Esattamente fra una settimana, il prossimo 25 maggio, Don Pino Puglisi sarà beatificato al Foro Italico di Palermo. Al Foro Italico perché sia la Cattedrale sia lo stadio Renzo Barbera, presi in considerazione in questi mesi come possibili location, si sono rivelati insufficienti ad accogliere le oltre 100 000 persone che parteciperanno al memorabile evento. La Chiesa-quella con la c maiuscola- ci ha messo ben vent’anni ad arrivare alla beatificazione di Padre Puglisi: è datata infatti 28 giugno 2012 la concessione di papa Benedetto XVI alla promulgazione del decreto di beatificazione per il martirio di 3P “in odium fidei”.
Quella stessa Chiesa che vent’anni fa, dopo l’omicidio di Puglisi avvenuto a Brancaccio il 15 settembre del 1993 per volontà dei capimafia di quartiere Francesco e Giuseppe Graviano, non si costituì nemmeno parte civile al processo. E’ appena uscito un libro scritto a tre mani da Augusto Cavadi, Francesco Palazzo e Rosaria Cascio dal titolo “Beato tra i mafiosi” dove è riportata la requisitoria del pm Lorenzo Matassa del 23 febbraio 1998 in cui si legge “ E’ stato detto da parte del successore di don Pino Puglisi che la Chiesa non si occupa della responsabilità penale degli uomini ma del loro destino sovraterreno. Niente di più errato, niente di più ingiusto per la memoria di don Pino Puglisi[…]Sarebbe stato atto laico di carità costituirsi parte civile perché la chiesa di Brancaccio avesse voce e vedesse riconosciuto con atto di giustizia quel denaro utile a continuare l’opera di risanamento pastorale così tragicamente interrotto dalla mafia. Ecco cosa sarebbe stata giustizia”. E ancora Pino Martinez, uno dei fondatori del Comitato Intercondominiale di via Hazon e braccio destro di Don Puglisi in molteplici battaglie civili a Brancaccio dal 1991-1993 (da quella per l’apertura della scuola media di quartiere a quella per le fognature), nel suo racconto “Noi a Brancaccio” confessa: “ Una domanda mi sono posto subito dopo l’omicidio: il Cardinale di Palermo Salvatore Pappalardo conosceva abbastanza bene la linea adottata da padre Puglisi per svolgere la sua azione pastorale in un quartiere con una forte presenza mafiosa. Era a conoscenza dei rischi che correvano il parroco e alcune persone della comunità di San Gaetano. Se il Cardinale avesse preso una chiara posizione per fare comprendere che il proprio presbitero non era solo, ma anzi godeva del sostegno della Chiesa palermitana, padre Puglisi sarebbe morto lo stesso?”.

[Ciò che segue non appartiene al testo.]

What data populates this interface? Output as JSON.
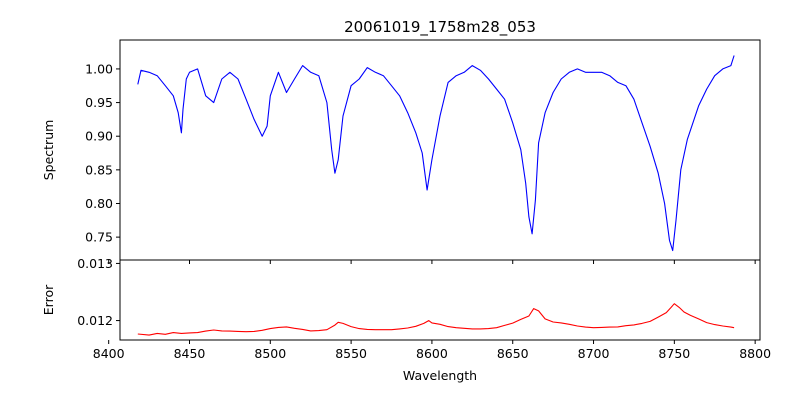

E’ proprio questo il punto: dov’era la Chiesa dai crocifissi dorati mentre don Puglisi andava per le strade di Brancaccio a testimoniare l’esistenza di una chiesa dalla c minuscola, la chiesa delle persone, dei bisogni quotidiani, del pauperismo francescano? Quella Chiesa stava a guardare. Rosaria Cascio mi ha raccontato personalmente di essere capitata nel bel mezzo di una seduta dei massimi esponenti del clero palermitano presieduta da Pappalardo il giorno seguente l’omicidio di Puglisi: “ Capitai in quella stanza per puro caso, c’erano tanti crocifissi dorati che la metà avrebbe sfamato l’intera Brancaccio. Quando il Cardinale iniziò a dire che i funerali di Puglisi si sarebbero svolti in Cattedrale, saltai in piedi e con tutta la voce che avevo in corpo urlai: “No! I funerali avverranno a Brancaccio, in mezzo alla gente che 3P frequentava ogni giorno. Voi non sapete nulla di chi era e di cosa ha fatto per noi Don Puglisi. E’ troppo tardi accorgersene ora che è morto e voler celebrare i suoi funerali per lavarsi la coscienza”. In quel momento- racconta la Cascio- il cardinale Pappalardo scoppiò a piangere davanti a tutti e singhiozzando confessò: “L’abbiamo lasciato solo, ora è troppo tardi”. Ora, a distanza di vent’anni, la Chiesa, dopo essersi cosparsa il capo di cenere, offre a don Puglisi, beatificandolo, l’attenzione che nel 1993 non gli assicurò. Definendo oggi, attraverso la formula “in odium fidei”, i mafiosi non degni della fede cattolica. Ciò detto, è comunque troppo tardi.